The Datastore gives us a way to store and retrieve immutable files and directories. It follows the Nexus model of publishing software, but for data.
The datastore stores items, which can be files or directories. Every item belongs to a group, and has a name and a version. The group is just a string, but per convention it should be of the form org.allenai.corpora. The name is also just a string, but it should be CamelCase, for example WebSentences. The version is just an integer.
When you request an item from the datastore, it will download the item from S3 and put it into the cache, which is a file or directory on the local file system. The path it returns is a path to that file or directory. If it's already there, it skips the download and simply returns the path.
Datastores have names. Currently, we have the public datastore, and the private one. public is world-accessible, while private is limited to AI2. This is not a feature of the datastore, just a result of the bucket configuration in S3. The default datastore is public.
The Datastore has a command line tool. Click to go to its documentation.
To get a file from the default datastore, simply call this:
// Get version 4 of GreedyParserModel.json in the
// group org.allenai.parsers.poly-parser
val path: java.nio.file.Path =
Datastore.filePath(
"org.allenai.parsers.poly-parser",
"GreedyParserModel.json",
4)
To get a directory, call this:
// Get version 1 of the WordNet directory in the
// group org.allenai.otter
val path: java.nio.file.Path =
Datastore.directoryPath(
"org.allenai.otter",
"WordNet",
1)
You can do anything with the resulting path except write to it.
To access a non-default datastore, for example the private one, call it like this:
val path: java.nio.file.Path =
Datastore("private").directoryPath(
"org.allenai.otter",
"WordNet",
1)
There is no way to automatically get the latest version from the datastore. This is by design. If you depend on the "latest" version of an item, your results are not reproducible, because someone might publish a new version and thus change what your code does.

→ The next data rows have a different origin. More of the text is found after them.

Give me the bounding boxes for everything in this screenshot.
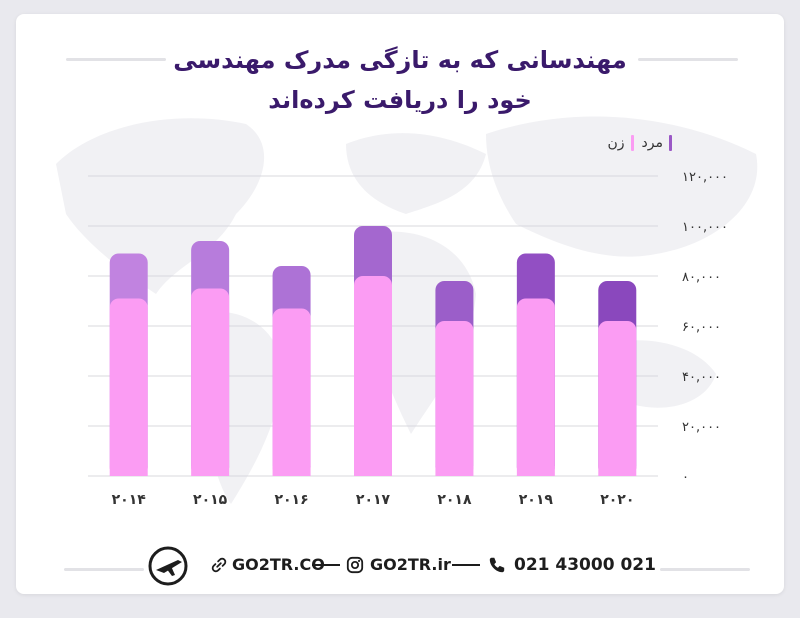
x-tick-label: ۲۰۲۰ (600, 492, 634, 508)
y-tick-label: ۶۰,۰۰۰ (682, 320, 721, 335)
legend-label-male: مرد (641, 135, 663, 151)
bar-female (516, 298, 555, 476)
chart-title-line-1: مهندسانی که به تازگی مدرک مهندسی (173, 46, 627, 74)
footer-separator-1 (312, 564, 340, 566)
legend-swatch-male (669, 135, 672, 151)
y-tick-label: ۴۰,۰۰۰ (682, 370, 721, 385)
x-tick-label: ۲۰۱۴ (112, 492, 147, 508)
y-tick-label: ۲۰,۰۰۰ (682, 420, 721, 435)
bar-female (272, 308, 311, 476)
bar-female-base (598, 466, 637, 476)
y-tick-label: ۸۰,۰۰۰ (682, 270, 721, 285)
legend-swatch-female (630, 135, 634, 151)
legend-item-male: مرد (642, 135, 672, 151)
title-rule-left (66, 58, 166, 61)
x-tick-label: ۲۰۱۵ (193, 492, 228, 508)
chart-title: مهندسانی که به تازگی مدرک مهندسی خود را … (136, 40, 664, 120)
bar-female (191, 288, 230, 476)
legend-item-female: زن (607, 135, 634, 151)
footer-instagram[interactable]: GO2TR.ir (370, 555, 451, 574)
bar-female (109, 298, 148, 476)
instagram-icon (346, 556, 364, 574)
bar-female (598, 321, 637, 476)
airplane-logo-icon (148, 546, 188, 586)
title-rule-right (638, 58, 738, 61)
bar-female-base (516, 466, 555, 476)
footer-rule-left (64, 568, 144, 571)
bar-chart: ۰ ۲۰,۰۰۰ ۴۰,۰۰۰ ۶۰,۰۰۰ ۸۰,۰۰۰ ۱۰۰,۰۰۰ ۱۲۰,۰۰۰ ۲… (88, 170, 728, 508)
x-tick-label: ۲۰۱۶ (274, 492, 308, 508)
footer-rule-right (660, 568, 750, 571)
bar-female-base (109, 466, 148, 476)
link-icon (211, 557, 227, 573)
footer: GO2TR.CO GO2TR.ir 021 43000 021 (16, 544, 784, 586)
bar-female-base (191, 466, 230, 476)
bar-female-base (272, 466, 311, 476)
footer-website[interactable]: GO2TR.CO (232, 555, 325, 574)
x-tick-label: ۲۰۱۹ (519, 492, 554, 508)
bar-female (354, 276, 392, 476)
bar-female (435, 321, 474, 476)
chart-card: مهندسانی که به تازگی مدرک مهندسی خود را … (16, 14, 784, 594)
chart-legend: مرد زن (576, 132, 672, 154)
phone-icon (489, 557, 505, 573)
bar-female-base (435, 466, 474, 476)
y-tick-label: ۰ (682, 470, 689, 485)
y-tick-label: ۱۰۰,۰۰۰ (682, 220, 728, 235)
bar-female-base (354, 466, 392, 476)
footer-separator-2 (452, 564, 480, 566)
y-tick-label: ۱۲۰,۰۰۰ (682, 170, 728, 185)
x-tick-label: ۲۰۱۸ (437, 492, 472, 508)
footer-phone[interactable]: 021 43000 021 (514, 555, 656, 575)
legend-label-female: زن (607, 135, 625, 151)
chart-title-line-2: خود را دریافت کرده‌اند (268, 86, 532, 114)
x-tick-label: ۲۰۱۷ (356, 492, 391, 508)
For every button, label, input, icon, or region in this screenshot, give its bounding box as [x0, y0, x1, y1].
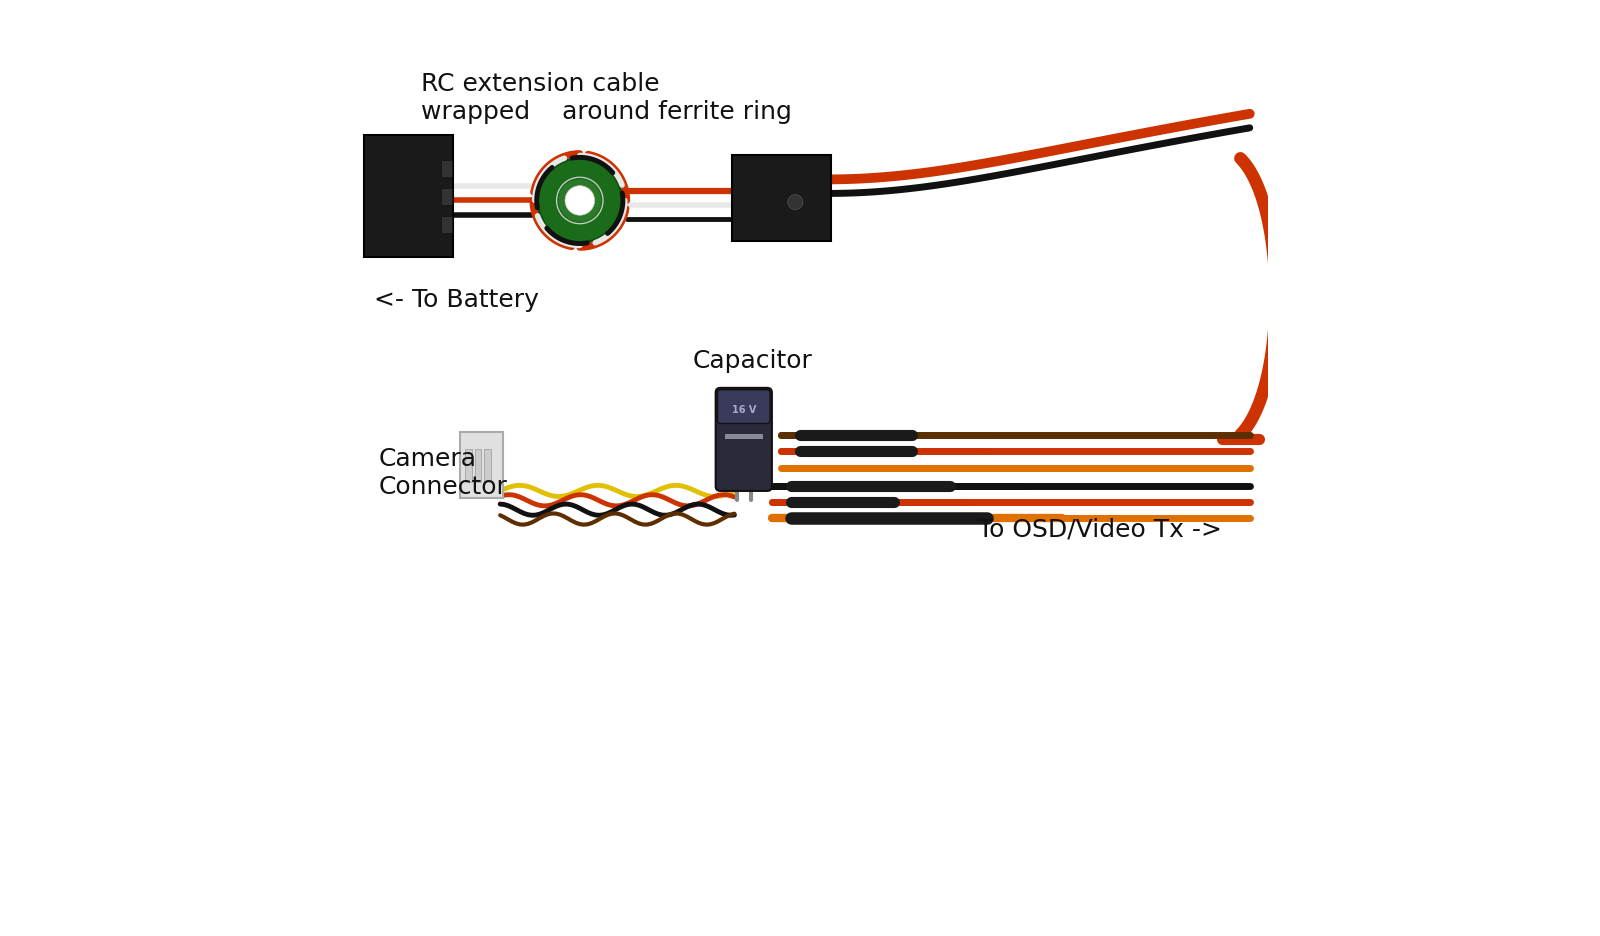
- Circle shape: [557, 178, 603, 225]
- Circle shape: [565, 186, 595, 216]
- Circle shape: [787, 196, 803, 211]
- Circle shape: [538, 159, 622, 243]
- Text: Capacitor: Capacitor: [693, 348, 813, 373]
- FancyBboxPatch shape: [731, 156, 830, 241]
- Bar: [475, 449, 482, 482]
- FancyBboxPatch shape: [717, 390, 770, 424]
- Bar: [442, 161, 453, 178]
- FancyBboxPatch shape: [459, 432, 502, 499]
- FancyBboxPatch shape: [715, 388, 771, 491]
- Bar: [485, 449, 491, 482]
- Bar: [442, 189, 453, 206]
- Circle shape: [558, 180, 602, 223]
- Text: <- To Battery: <- To Battery: [374, 287, 539, 312]
- Text: 16 V: 16 V: [731, 405, 755, 415]
- Text: Camera
Connector: Camera Connector: [378, 446, 507, 499]
- Bar: [442, 217, 453, 234]
- Bar: [725, 434, 763, 440]
- FancyBboxPatch shape: [365, 136, 453, 257]
- Text: To OSD/Video Tx ->: To OSD/Video Tx ->: [978, 517, 1222, 541]
- Text: RC extension cable
wrapped    around ferrite ring: RC extension cable wrapped around ferrit…: [421, 72, 792, 124]
- Bar: [466, 449, 472, 482]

There are two main ways to write to the datastore, one for files, and one for directories:
// publish BigModel.json under the name
// "GreedyParserModel.json", version 4
Datastore.publishFile(
"BigModel.json",
"org.allenai.parsers.poly-parser",
"GreedyParserModel.json",
4,
false)
// publish the wordnet directory under the
// name "WordNet", version 1, and do so privately
Datastore("private").publishDirectory(
"wordnet",
"org.allenai.otter",
"WordNet",
1,
false)
The datastore client needs to be authenticated with AWS. This happens using Amazon's default methods. In detail, this is what that means:
Create a file in ~/.aws/credentials, with the following content:
[default]
aws_access_key_id = <MYACCESSKEY>
aws_secret_access_key = <mysecretaccesskey>
Please replace <MYACCESSKEY> and <mysecretaccesskey> as appropriate. You can get these credentials in the AWS Console, under IAM/Users. Click on your username in the list of users, and then "Manage Access Keys" in the Security Credentials -> Access Credentials section. You should be able to add a key pair there.
There are access key files in the ops AWS keystore, located in /opt/ops/var/s3/ops-keystore/aws/datastore on production hosts. This includes a shell script you can source to pull in the environment variables needed. Simply add the following to your service script:
source /opt/ops/var/s3/ops-keystore/aws/datastore/credentials.sh
Since the datastore is just delegating authentication to the Amazon SDK, all the possibilities from the SDK work.
You can also go completely manual and create the datastore with a access key and secret key pair. To do this, create a datastore like this:
val datastore = Datastore("<myaccesskey>", "<mysecretkey>")
val privateDatastore = Datastore("private", "<myaccesskey>", "<mysecretkey>")
The cache location depends on the operating system. On the Mac, it's in ~/Library/Caches/org.allenai.datastore/. Everywhere else, it's in ~/.ai2/datastore. There are two ways to override this. In order of precedence:
- The
AI2_DATASTORE_DIRenvironment variable. - The
org.allenai.datastore.dirJava system property.
The datastore is completely thread-safe. Similarly, two processes (and by extension two threads as well) requesting the same item at the same time will not fall over each other, and will not download the same file twice.
To achieve this, it assumes that temporary files are created on the same file system where the cache lives. This is the case in virtuall all instances. However, if that is not the case, due to a change in cache location, or by virtue of a really quirky setup, it will no longer be safe.
When the requested file or directory is in the cache, the datastore calls return immediately. When they're not, the call blocks while it receives the file. This may cause problems with Akka, if Akka decides to kill a thread that doesn't return within a timeout. The workaround is to warm up the cache, and request all files you ever want to request before initializing the Actor system.
It's entirely possibly, encouraged even, to look at the bucket in S3. The bucket name is always <datastorename>.store.dev.allenai.org. The S3 keys are of the schema <group>/<name>-v<version> for files without extensions, <group>/<name>-v<version>.<ext> for files with extensions, and <group>/<name>-d<version>.zip for directories.